205 TRIBUNAL CANTONAL 192 C H A M B R E D E S T U T E L L E S
Arrêt du 9 novembre 2010
Présidence de M. D E N Y S , président Juges:MM. Giroud et Colombini Greffier :MmeRodondi
Vu la décision du 5 octobre 2009 par laquelle la Justice de paix du district de la Riviera – Pays-d'Enhaut a notamment dit que durant les périodes de vacances, A.S.________ pourra emmener ses enfants D.S.________ et E.S.________ à l'étranger mais qu'il ne pourra toutefois les avoir chez lui à Dubaï que durant les vacances scolaires du printemps et/ou d'automne, à raison d'une dizaine de jours par séjour (VI), vu la requête d'exécution forcée du 5 octobre 2010 de A.S., B.S. et C.S.________ tendant notamment à ce que L.________ confie ses enfants D.S.________ et E.S.________ à leurs grands- parents B.S.________ et/ou C.S.________ le 18 octobre 2010 à 18 heures à
2 - son domicile pour les emmener à Dubaï jusqu'au 28 octobre 2010 à 18 heures, vu la sommation préalable du 6 octobre 2010 par laquelle le Juge de paix du district de la Riviera – Pays-d'Enhaut a notamment sommé L., sous menace de la peine prévue à l'art. 292 CP, de confier les enfants D.S. et E.S.________ à leurs grands-parents B.S.________ et/ou C.S.________ lorsque ceux-ci se présenteront à son domicile le vendredi 18 octobre 2010 à 18 heures pour les emmener en vacances à Dubaï jusqu'au 28 octobre 2010 à 18 heures et dit qu'à défaut d'exécution dans le délai imparti, il sera suivi à l'exécution forcée, aux frais de l'intimée, vu la requête d'exécution forcée du 15 octobre 2010 de A.S., B.S. et C.S., vu l'ordonnance d'exécution forcée du 19 octobre 2010 par laquelle le Juge de paix du district de la Riviera – Pays-d'Enhaut a ordonné l'exécution forcée, qui aura lieu le mardi 19 octobre 2010, à 15 heures 30 (I), dit qu'elle aura lieu par les soins de l'huissier de paix ou de son remplaçant, sous la présidence du juge de paix (II), dit qu'injonction est faite aux agents de la force publique de concourir à l'exécution forcée s'ils en sont requis (III), donné avis à la partie intimée qu'il sera au besoin procédé à l'ouverture forcée (IV) et dit que les frais et dépens seront fixés une fois l'exécution forcée effectuée (V), vu le recours interjeté le 19 octobre 2010 par L. contre l'ordonnance précitée et la requête d'effet suspensif implicite qu'il contient, vu la décision du 19 octobre 2010 par laquelle le Président de la cour de céans a rejeté la requête d'effet suspensif, vu l'exécution forcée le 19 octobre 2010, à 15 heures 30, de l'ordonnance du même jour,
3 - vu les pièces au dossier; attendu qu'un recours peut devenir sans objet en raison d'un fait postérieur à son dépôt (Poudret, Commentaire de la loi fédérale d'organisation judiciaire, vol.

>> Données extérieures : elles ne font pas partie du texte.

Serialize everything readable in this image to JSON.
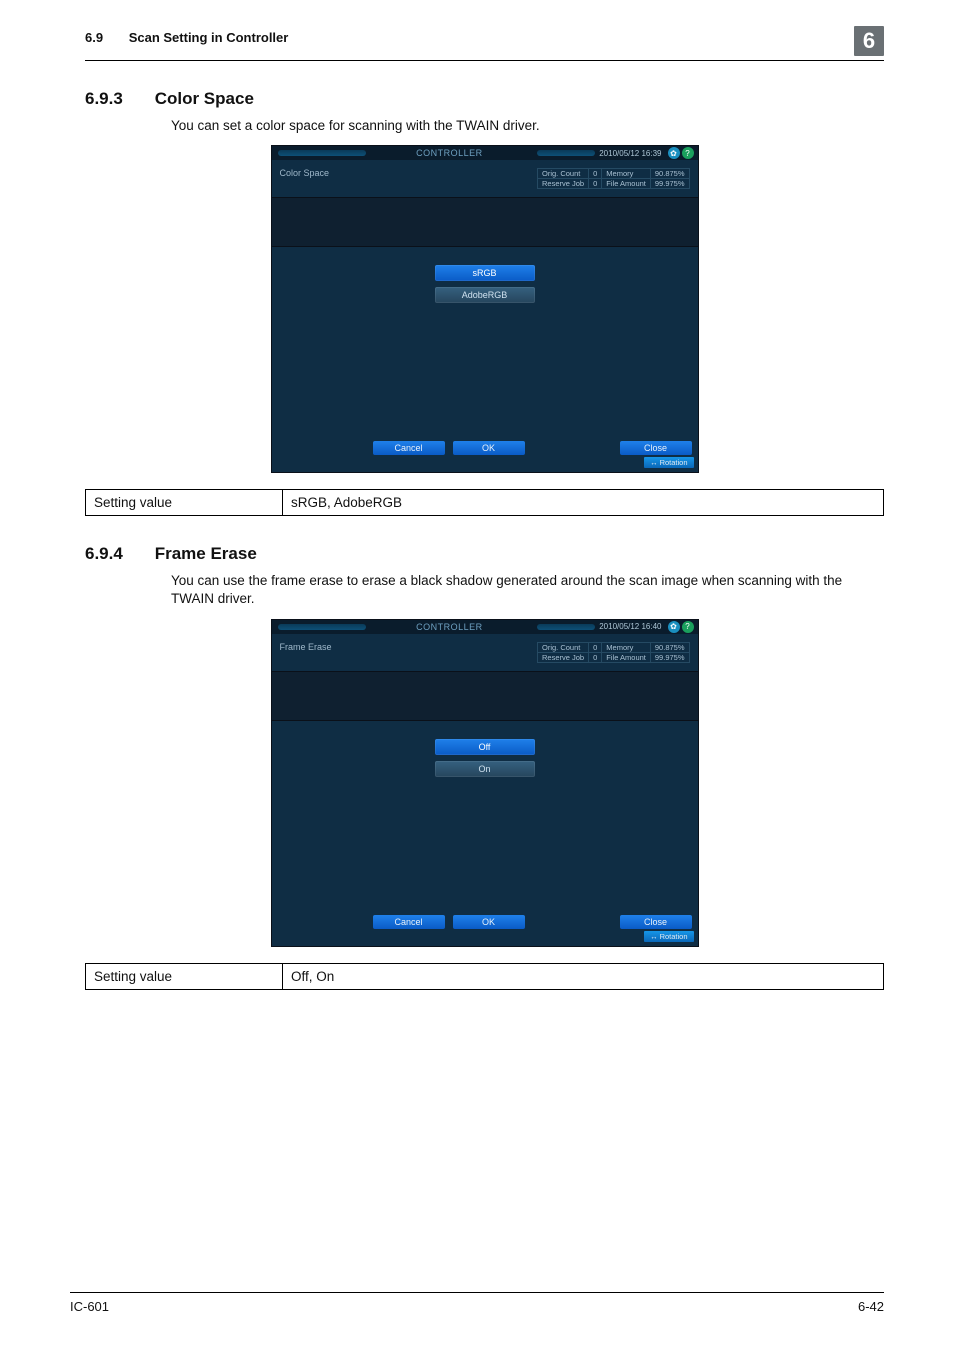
{
  "runhead": {
    "num": "6.9",
    "title": "Scan Setting in Controller",
    "chapter": "6"
  },
  "section1": {
    "num": "6.9.3",
    "title": "Color Space",
    "desc": "You can set a color space for scanning with the TWAIN driver.",
    "panel": {
      "titlebar": "CONTROLLER",
      "date": "2010/05/12 16:39",
      "label": "Color Space",
      "stats": {
        "r1a": "Orig. Count",
        "r1b": "0",
        "r1c": "Memory",
        "r1d": "90.875%",
        "r2a": "Reserve Job",
        "r2b": "0",
        "r2c": "File Amount",
        "r2d": "99.975%"
      },
      "opts": {
        "a": "sRGB",
        "b": "AdobeRGB"
      },
      "buttons": {
        "cancel": "Cancel",
        "ok": "OK",
        "close": "Close",
        "rotation": "Rotation"
      }
    },
    "table": {
      "k": "Setting value",
      "v": "sRGB, AdobeRGB"
    }
  },
  "section2": {
    "num": "6.9.4",
    "title": "Frame Erase",
    "desc": "You can use the frame erase to erase a black shadow generated around the scan image when scanning with the TWAIN driver.",
    "panel": {
      "titlebar": "CONTROLLER",
      "date": "2010/05/12 16:40",
      "label": "Frame Erase",
      "stats": {
        "r1a": "Orig. Count",
        "r1b": "0",
        "r1c": "Memory",
        "r1d": "90.875%",
        "r2a": "Reserve Job",
        "r2b": "0",
        "r2c": "File Amount",
        "r2d": "99.975%"
      },
      "opts": {
        "a": "Off",
        "b": "On"
      },
      "buttons": {
        "cancel": "Cancel",
        "ok": "OK",
        "close": "Close",
        "rotation": "Rotation"
      }
    },
    "table": {
      "k": "Setting value",
      "v": "Off, On"
    }
  },
  "footer": {
    "left": "IC-601",
    "right": "6-42"
  }
}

II, 1990, n. 5.5 ad art. 53 OJ et jurisprudence citée ad art. 72 PCF), qu'en l'espèce, le 19 octobre 2010, à 15 heures 30, il a été procédé à l'exécution forcée de l'ordonnance du même jour, que le recours de L.________ contre l'ordonnance précitée a dès lors perdu son objet, que la cour de céans doit en prendre acte et rayer la cause du rôle; attendu que le présent arrêt peut être rendu sans frais (art. 236 al. 2 TFJC, Tarif du 4 décembre 1984 des frais judiciaires en matière civile, RSV 270.11.05). Par ces motifs, la Chambre des tutelles du Tribunal cantonal, statuant à huis clos p r o n o n c e : I. Le recours est sans objet. II. La cause est rayée du rôle.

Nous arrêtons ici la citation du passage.